Demokratik Cumhuriyet Konferansı: Değişimin anahtarı halklar!

  • 21:03 4 Şubat 2023
  • Güncel
İSTANBUL - Kürt, Ermeni, Süryani ve ezilen birçok halkın cumhuriyet tarihi boyunca asimilasyon politikalarına maruz bırakıldığının ele alındığı “Demokratik Cumhuriyet Konferansı”nın ilk günkü dört oturumu, değişimin anahtarının halklar olması vurgusu ile sonlandı.
 
Halkların Demokratik Partisi’nin (HDP) düzenlediği cumhuriyetin ikinci yüz yılında “Nasıl bir Türkiye” tartışmalarının yapılacağı ve iki gün sürecek olan “Demokratik Cumhuriyet Konferansı”nın ilk günkü oturumları son buldu. İstanbul’daki Cem Karaca Kültür Merkezi’nde düzenlenen konferansa aydın, yazar, siyasetçi, sanatçı, akademisyen ve gazeteciler katılırken, Kurdistan ve Türkiye’nin dört bir yanından gelen Alevi, Çerkez, Süryani, Ermeni, Rum, Kürt ve daha birçok renkten halklar, hukukçular, gençler, kadın örgütü temsilcileri de konferansta bir araya geldi.
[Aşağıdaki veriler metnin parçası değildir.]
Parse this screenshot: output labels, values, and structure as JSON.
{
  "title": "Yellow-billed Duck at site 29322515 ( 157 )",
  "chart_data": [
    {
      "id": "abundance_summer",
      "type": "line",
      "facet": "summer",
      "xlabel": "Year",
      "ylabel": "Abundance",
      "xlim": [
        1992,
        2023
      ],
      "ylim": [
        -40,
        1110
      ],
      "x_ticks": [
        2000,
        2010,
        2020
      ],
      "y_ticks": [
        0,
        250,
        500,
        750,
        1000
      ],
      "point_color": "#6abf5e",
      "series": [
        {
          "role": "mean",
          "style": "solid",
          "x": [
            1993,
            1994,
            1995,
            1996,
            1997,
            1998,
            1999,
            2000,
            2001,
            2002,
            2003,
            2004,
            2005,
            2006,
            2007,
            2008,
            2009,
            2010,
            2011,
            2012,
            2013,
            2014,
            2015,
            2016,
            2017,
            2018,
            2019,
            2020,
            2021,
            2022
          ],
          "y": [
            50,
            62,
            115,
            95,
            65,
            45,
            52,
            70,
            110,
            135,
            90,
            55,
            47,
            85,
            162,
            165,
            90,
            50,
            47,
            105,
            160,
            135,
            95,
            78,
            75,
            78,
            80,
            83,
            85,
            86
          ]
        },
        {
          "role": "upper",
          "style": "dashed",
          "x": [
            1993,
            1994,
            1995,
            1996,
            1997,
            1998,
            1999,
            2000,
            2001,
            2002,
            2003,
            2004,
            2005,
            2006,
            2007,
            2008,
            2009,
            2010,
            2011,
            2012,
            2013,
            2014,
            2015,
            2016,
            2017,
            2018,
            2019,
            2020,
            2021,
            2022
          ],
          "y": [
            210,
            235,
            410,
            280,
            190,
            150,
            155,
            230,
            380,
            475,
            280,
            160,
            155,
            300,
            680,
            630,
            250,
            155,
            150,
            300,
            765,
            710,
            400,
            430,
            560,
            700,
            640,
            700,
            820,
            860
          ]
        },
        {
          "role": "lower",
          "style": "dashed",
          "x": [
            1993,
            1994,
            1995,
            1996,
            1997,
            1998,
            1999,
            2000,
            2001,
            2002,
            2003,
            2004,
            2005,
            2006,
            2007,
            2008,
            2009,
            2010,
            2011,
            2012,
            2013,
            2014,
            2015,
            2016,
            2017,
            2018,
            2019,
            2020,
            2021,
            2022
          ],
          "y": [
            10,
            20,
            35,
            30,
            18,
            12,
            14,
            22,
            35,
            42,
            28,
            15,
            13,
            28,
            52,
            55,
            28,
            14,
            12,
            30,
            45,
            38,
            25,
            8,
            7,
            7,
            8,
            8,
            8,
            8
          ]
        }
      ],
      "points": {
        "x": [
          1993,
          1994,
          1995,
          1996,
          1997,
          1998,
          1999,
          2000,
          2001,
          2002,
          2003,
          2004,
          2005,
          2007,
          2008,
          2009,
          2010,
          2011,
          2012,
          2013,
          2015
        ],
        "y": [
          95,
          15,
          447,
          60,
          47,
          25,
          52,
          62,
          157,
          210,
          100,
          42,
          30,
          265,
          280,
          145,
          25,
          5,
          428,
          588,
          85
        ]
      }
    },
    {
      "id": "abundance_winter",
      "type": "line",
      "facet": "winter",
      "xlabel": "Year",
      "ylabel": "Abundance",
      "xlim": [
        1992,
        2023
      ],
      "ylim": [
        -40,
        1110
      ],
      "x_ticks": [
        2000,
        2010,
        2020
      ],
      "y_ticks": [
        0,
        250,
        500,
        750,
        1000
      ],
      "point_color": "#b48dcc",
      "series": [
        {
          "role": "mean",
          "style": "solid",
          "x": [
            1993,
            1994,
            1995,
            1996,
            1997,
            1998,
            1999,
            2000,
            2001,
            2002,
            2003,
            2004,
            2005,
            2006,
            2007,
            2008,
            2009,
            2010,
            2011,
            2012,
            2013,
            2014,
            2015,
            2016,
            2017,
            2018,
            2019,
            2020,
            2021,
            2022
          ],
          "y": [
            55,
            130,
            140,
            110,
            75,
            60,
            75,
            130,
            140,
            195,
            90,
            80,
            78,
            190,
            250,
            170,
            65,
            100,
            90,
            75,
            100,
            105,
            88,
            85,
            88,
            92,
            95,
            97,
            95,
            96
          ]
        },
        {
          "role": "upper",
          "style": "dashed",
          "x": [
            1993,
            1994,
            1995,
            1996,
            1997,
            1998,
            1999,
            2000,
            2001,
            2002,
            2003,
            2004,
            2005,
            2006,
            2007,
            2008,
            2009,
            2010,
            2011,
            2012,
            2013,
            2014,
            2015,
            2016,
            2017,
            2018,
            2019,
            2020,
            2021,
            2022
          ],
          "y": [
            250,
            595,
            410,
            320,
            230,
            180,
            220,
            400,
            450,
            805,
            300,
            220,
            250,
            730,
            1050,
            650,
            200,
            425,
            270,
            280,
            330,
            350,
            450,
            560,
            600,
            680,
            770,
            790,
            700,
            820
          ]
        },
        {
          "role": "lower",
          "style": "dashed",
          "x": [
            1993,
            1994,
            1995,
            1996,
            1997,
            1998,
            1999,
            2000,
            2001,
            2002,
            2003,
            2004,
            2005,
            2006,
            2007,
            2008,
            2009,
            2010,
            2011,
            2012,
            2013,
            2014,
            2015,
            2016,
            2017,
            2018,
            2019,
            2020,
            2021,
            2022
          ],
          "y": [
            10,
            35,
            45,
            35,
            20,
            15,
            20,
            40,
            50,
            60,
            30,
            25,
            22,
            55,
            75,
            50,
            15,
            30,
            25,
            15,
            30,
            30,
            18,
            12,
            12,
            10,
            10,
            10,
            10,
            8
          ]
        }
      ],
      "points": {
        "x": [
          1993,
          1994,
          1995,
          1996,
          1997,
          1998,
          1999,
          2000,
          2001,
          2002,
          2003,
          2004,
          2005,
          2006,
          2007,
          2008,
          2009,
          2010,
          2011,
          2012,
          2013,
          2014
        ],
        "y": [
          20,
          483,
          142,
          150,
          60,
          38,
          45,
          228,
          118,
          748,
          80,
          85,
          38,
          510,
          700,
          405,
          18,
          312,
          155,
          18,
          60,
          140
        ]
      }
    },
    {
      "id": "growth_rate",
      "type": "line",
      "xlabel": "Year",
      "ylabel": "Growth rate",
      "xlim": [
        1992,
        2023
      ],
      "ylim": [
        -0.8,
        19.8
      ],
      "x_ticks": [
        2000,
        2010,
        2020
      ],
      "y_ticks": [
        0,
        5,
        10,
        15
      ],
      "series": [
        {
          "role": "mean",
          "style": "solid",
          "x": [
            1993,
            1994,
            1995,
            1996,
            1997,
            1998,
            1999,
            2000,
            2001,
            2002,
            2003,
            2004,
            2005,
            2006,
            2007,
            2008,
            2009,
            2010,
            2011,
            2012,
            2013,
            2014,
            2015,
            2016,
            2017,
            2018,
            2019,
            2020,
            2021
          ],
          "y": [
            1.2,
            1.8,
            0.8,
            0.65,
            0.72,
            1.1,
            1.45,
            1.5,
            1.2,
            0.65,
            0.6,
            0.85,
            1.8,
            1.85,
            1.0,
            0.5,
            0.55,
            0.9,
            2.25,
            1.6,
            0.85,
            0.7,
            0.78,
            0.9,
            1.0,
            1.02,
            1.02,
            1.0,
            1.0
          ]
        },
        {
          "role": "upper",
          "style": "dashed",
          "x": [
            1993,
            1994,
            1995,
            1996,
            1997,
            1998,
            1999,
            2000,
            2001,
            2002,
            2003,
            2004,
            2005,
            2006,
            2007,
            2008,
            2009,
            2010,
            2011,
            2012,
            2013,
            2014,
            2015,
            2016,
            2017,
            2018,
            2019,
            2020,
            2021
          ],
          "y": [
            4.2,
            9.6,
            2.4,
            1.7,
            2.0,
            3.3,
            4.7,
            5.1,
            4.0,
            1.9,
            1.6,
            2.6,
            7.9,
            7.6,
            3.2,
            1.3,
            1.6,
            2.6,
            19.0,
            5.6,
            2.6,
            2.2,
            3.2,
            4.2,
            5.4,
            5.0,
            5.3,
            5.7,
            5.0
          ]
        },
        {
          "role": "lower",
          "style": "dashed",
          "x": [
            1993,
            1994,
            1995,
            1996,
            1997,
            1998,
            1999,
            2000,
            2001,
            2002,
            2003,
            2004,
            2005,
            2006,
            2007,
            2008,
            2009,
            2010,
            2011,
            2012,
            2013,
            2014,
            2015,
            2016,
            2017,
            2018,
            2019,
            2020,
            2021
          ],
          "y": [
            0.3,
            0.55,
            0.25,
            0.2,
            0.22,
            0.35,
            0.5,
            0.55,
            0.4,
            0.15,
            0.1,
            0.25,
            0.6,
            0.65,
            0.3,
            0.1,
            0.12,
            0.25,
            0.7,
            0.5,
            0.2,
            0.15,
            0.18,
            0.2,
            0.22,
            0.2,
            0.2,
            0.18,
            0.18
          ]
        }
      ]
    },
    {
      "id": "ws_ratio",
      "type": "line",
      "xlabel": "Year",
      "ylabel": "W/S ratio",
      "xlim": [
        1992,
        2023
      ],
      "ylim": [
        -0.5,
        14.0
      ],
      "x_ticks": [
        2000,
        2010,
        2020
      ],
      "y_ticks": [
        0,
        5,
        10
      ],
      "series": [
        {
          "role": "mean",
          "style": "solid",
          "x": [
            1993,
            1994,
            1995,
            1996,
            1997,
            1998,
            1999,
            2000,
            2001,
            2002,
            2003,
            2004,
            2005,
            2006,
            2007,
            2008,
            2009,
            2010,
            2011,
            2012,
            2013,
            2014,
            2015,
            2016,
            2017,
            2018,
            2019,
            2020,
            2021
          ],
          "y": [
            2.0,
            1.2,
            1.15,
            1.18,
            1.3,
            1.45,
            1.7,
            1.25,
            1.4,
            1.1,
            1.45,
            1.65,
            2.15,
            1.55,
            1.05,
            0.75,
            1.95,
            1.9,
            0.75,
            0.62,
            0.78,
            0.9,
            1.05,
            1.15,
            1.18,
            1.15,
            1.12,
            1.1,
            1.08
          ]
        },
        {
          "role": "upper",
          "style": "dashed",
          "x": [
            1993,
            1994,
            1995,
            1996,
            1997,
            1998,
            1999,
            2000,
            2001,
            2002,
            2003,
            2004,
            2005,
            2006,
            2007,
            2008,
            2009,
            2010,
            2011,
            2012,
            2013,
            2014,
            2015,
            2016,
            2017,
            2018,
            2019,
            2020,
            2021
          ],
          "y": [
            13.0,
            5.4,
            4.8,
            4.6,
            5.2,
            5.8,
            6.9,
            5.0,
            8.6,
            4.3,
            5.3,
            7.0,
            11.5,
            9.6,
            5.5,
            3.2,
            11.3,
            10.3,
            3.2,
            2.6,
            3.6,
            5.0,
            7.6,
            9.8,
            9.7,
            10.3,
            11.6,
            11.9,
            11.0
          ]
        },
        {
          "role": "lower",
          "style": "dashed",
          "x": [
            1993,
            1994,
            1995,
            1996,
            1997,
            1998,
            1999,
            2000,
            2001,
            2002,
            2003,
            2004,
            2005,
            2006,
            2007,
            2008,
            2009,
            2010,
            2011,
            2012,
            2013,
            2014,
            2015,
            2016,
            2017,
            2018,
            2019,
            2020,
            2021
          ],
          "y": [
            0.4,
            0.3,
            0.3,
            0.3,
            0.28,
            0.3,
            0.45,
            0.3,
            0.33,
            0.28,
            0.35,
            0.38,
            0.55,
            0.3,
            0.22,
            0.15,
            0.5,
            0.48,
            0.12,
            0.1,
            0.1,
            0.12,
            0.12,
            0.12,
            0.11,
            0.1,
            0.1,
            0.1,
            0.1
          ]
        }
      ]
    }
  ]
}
Konferansın yapıldığı sahnede ise Kurmancî, Süryanice, Arapça, Ermenice, Farsça ve daha birçok dilde Demokratik Cumhuriyet yazısı yer aldı.
 
HDP Eş Genel Başkanları Pervin Buldan ile Mithat Sancar’ın açılış konuşmasıyla başlayan konferansın ilk oturumunda, “Cumhuriyet: Yüzyılın muhasebesi” başlığı altında tartışmalar yürütüldü. Süreyya Karacabey’in moderatörlüğünde gerçekleşen ilk oturumda, ilk olarak görevden alınan Mêrdîn Büyükşehir Belediyesi Eşbaşkanı Ahmet Türk online katılım sağlayarak konuşma yaptı.
 
‘Kürt halkı Türkleştirilmeye çalışıldı’
 
Osmanlı’nın tekçilik üzerine kurulduğunu ifade eden Ahmet, İttihat ve Terakki Partisi’nin ulus devlet mantığıyla birleştiği bir dönem olduğuna değindi. Ahmet, “Bir ulus devlet yaratma mantığı, Kürtlerin, ‘gayrimüslimlerin’, farklı inançlara mensup insanların büyük acılar çekmesine neden oldu. Sivas ve Erzurum Kongrelerinde Kürtlere özerklik sözü verilse de daha sonra Mustafa Kemal’in İslam’ı esas alan projesi yürütülmüş, Cumhuriyetin kuruluşundan sonra da bu tamamen değiştirmiştir” dedi. Yine Kürt halkının “Türkleştirilmeye” çalışıldığının altını çizen Ahmet, “1960 ve 80’lerde devam etmiş. Kürtlerin konuşulması yasaklanmış, bugüne geldiğimizde ulus devlet mantığı ve devlet politikasının hiç değişmediğini görüyoruz” sözlerini kullandı. 
 
Demokratik Cumhuriyet için en büyük görevin halklara düştüğüne işaret eden Ahmet, “Bu salonda bulunan insanlar yüz yılda yaşananları toplumla paylaşmalı. Kürtlere ve bu coğrafyada yaşayan insanlara yapılan haksızlıkları anlatarak değişim ve dönüşüm yaratabilir. Bu ülkede halkların ortak demokratik yarınlarda buluşması yakındır” diye belirtti.
 
‘Demokratik çözüm Kürtler olmadan olmaz’
 
Bir diğer konuşmacı yazar Murat Belge ise cumhuriyetin yüz yılının demokrasisiz geçtiğini vurgulayarak konuşmasına başladı. “Bir diktatörlük altında bir seçim daha kaybedersek neler olacağını tahmin etmek zor” diyen Murat, demokratik çözümde Kürt halkının olmazsa olmaz olduğunu vurguladı.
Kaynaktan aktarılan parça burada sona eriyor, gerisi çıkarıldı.